Gorom-Gorom
"Le marché du jeudi de Gorom-Gorom est la preuve que le Sahara n'est pas vide — il se déplace, c'est tout."
La route vers le nord depuis Ouagadougou, en direction des confins sahéliens, traverse un paysage qui se simplifie à mesure qu’on avance : les arbres raccourcissent et s’espacent, l’herbe s’amenuise en un chaume rougeâtre, le ciel prend de la place par rapport à tout le reste jusqu’à devenir le fait dominant du paysage, et la terre en dessous n’est plus qu’une mince bande ocre. La ville de Dori est le dernier ravitaillement en carburant fiable ; au-delà, la route court cent cinquante kilomètres à travers un paysage qui ressemble, en saison sèche, à quelqu’un y aurait passé une ponceuse à bande. Gorom-Gorom est posée à la limite où les routes de cette partie du Burkina cessent de formuler des affirmations confiantes sur elles-mêmes. C’est une ville où le Sahara et le Sahel débattent de l’emplacement de leur frontière, et débattent, sans conclusion, depuis des siècles.
Les six autres jours de la semaine, Gorom-Gorom est une petite et poussiéreuse ville sahélienne de quelque quinze mille habitants, courant le long de sa rue principale avec une économie endormie de quincailleries, de vendeurs de céréales et de marchands de thé qui allument de petits feux de charbon dans la rue et passent trois heures à préparer un verre d’attaya assez sucré pour y tenir une cuillère debout. Le jeudi, elle se transforme. Le marché fonctionne ici depuis aussi longtemps que la ville existe, attirant commerçants, éleveurs et agriculteurs dans un rayon qui s’étend loin au Mali et au Niger en temps normal. C’est l’un des plus grands marchés hebdomadaires du Sahel, et la composition spécifique des gens qu’il rassemble — des Touaregs en indigo et en argent, des Peuls avec leurs grands chapeaux coniques et leurs bijoux perlés élaborés, des Bella avec leurs produits en poil de chameau, des paysans songhaï arrivant avec du mil en quantités mesurées — lui donne moins l’air d’un événement commercial que d’une civilisation temporaire qui s’assemble et se démonte selon un calendrier hebdomadaire.

La section bétail à l’est du marché est là où se déroulent les vraies négociations. Chèvres et moutons changent de mains dans des transactions comportant d’élaborées séquences de poignées de main et de contre-propositions conduites par l’intermédiaire d’un tiers, rôle qui semble jouir d’un certain prestige professionnel dans l’économie locale. Les chameaux stationnent dans un enclos séparé avec la patience philosophique que les chameaux semblent avoir développée comme réponse à l’échelle de l’espèce aux exigences du désert, acceptant parfois une bouchée de ce que le soignant leur offre avec le maximum de répugnance possible. L’odeur de la section bétail — fumier, poussière et lanoline de laine de mouton — est agressive à courte distance et persiste dans les vêtements pour le reste de la journée.

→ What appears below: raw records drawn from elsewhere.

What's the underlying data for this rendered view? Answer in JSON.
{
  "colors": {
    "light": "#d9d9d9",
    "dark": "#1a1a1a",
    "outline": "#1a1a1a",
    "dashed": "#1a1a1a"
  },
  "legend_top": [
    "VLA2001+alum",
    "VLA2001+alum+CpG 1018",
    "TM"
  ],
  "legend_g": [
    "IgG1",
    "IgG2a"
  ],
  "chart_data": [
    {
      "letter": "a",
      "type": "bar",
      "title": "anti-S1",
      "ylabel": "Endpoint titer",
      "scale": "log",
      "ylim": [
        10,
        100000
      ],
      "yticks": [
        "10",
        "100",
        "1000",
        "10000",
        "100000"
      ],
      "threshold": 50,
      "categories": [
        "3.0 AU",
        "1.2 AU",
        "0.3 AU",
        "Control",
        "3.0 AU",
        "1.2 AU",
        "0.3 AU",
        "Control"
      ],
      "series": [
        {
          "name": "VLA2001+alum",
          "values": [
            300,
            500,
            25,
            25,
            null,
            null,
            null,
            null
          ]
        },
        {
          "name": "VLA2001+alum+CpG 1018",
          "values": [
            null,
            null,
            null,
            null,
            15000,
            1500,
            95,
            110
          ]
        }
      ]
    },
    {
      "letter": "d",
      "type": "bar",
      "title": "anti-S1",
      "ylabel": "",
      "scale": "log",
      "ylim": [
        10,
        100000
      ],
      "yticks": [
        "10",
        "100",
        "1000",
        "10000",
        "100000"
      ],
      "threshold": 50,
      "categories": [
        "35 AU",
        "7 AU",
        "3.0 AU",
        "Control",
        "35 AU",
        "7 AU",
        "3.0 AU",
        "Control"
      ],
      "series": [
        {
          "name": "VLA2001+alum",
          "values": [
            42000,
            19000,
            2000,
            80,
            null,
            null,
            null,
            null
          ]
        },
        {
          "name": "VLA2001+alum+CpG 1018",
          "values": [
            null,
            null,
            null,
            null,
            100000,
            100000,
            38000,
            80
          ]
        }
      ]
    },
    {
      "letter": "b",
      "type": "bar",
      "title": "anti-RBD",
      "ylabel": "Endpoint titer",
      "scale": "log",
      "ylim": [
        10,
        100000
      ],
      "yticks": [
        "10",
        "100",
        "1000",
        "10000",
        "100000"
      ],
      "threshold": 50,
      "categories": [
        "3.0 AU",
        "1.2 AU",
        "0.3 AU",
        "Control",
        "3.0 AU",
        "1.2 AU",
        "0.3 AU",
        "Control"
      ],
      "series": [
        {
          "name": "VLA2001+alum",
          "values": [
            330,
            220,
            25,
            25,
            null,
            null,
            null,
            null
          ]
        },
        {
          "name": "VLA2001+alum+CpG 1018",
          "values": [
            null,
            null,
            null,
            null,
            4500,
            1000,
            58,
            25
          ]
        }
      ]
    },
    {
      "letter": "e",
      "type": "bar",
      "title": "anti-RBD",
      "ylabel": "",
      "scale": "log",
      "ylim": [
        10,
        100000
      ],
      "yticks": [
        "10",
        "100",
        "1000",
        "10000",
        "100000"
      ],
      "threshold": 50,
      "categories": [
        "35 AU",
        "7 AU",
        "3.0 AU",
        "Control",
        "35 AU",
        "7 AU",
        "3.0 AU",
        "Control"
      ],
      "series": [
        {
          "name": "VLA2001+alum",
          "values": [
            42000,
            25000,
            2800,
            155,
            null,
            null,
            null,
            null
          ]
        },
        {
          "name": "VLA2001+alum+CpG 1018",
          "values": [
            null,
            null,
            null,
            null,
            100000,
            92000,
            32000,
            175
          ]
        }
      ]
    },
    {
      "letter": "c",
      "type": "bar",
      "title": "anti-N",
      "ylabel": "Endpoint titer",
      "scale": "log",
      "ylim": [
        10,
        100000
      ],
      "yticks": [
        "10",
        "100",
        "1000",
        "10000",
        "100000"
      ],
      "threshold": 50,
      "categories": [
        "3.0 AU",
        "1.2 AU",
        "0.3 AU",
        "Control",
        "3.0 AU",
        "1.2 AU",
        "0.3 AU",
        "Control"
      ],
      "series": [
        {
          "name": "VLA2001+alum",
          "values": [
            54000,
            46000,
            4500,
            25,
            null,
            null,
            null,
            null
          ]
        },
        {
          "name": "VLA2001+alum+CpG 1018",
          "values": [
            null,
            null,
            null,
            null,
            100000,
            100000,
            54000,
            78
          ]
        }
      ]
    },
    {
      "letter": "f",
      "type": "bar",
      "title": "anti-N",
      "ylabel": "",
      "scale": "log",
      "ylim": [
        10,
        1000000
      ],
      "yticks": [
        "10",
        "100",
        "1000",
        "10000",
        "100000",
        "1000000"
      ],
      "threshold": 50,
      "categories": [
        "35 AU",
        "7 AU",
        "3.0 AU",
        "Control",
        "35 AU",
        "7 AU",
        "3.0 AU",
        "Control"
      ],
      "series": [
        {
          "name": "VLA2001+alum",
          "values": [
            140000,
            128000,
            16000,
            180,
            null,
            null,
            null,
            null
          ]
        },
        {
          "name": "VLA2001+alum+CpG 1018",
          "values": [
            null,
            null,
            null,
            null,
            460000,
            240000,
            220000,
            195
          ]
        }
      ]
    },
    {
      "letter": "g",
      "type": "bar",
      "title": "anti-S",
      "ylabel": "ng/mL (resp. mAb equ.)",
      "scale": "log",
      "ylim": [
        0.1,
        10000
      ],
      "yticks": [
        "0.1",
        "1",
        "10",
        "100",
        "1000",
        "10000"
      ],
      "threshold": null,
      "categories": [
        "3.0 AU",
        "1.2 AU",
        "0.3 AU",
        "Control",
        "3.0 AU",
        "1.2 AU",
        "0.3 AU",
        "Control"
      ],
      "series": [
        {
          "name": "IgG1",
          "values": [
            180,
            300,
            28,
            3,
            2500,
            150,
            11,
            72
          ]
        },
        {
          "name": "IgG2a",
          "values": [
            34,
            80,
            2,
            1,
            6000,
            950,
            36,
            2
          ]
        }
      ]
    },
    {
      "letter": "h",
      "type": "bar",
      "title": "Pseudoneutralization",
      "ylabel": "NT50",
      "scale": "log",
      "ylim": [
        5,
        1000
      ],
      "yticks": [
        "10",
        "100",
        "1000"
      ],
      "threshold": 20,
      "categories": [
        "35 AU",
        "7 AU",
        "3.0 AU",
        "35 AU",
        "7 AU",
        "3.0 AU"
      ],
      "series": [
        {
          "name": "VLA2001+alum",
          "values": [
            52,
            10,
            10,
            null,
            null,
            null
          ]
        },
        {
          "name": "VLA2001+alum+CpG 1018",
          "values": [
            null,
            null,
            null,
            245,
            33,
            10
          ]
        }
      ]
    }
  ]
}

La section vendant bijoux en argent et articles en cuir — artisanat touareg dont les motifs géométriques et les croix portent des significations précises variant selon la région et le clan — est celle où j’ai passé la majeure partie de ma matinée, sans acheter, juste à regarder. Un homme d’un groupe Kel Tamasheq était assis derrière un tissu étalé de pendentifs, de bracelets et d’étuis-amulettes, buvant du thé dans un verre de la taille d’un dé à coudre, et ne m’a pas pressé d’acheter quoi que ce soit, et ne semblait pas avoir besoin de mon intérêt pour son propre contentement. Il venait à ce marché depuis trente ans. Il viendrait probablement trente ans de plus. Que j’achète quelque chose ou non n’était pas, dans un sens structurel, une question de conséquence.

La ville dispose d’un petit nombre d’auberges basiques, et la meilleure raison d’y passer la nuit est d’assister au montage du marché à l’aube, quand les vendeurs arrivent à dos d’âne, de chameau et sur d’anciennes motos chargées au-delà de tout calcul raisonnable, et que le champ vide qui était la limite de la ville la veille au soir se transforme, en l’espace de deux heures, en quelque chose d’entièrement autre. À huit heures du matin il est pleinement lui-même. À quatre heures de l’après-midi il commence déjà à se défaire, les marchands empaquetant leurs marchandises et repartant vers des distances que la route goudronnée ne dessert plus.
Quand y aller : Octobre à février offre des températures supportables et des conditions sèches et poussiéreuses qui rendent les déplacements terrestres faisables. Le marché du jeudi fonctionne toute l’année mais est le plus grand en saison sèche. Vérifiez les avis de sécurité en cours pour le Sahel septentrional avant de planifier — la situation évolue et cette partie du Burkina requiert des informations actualisées, pas des hypothèses générales.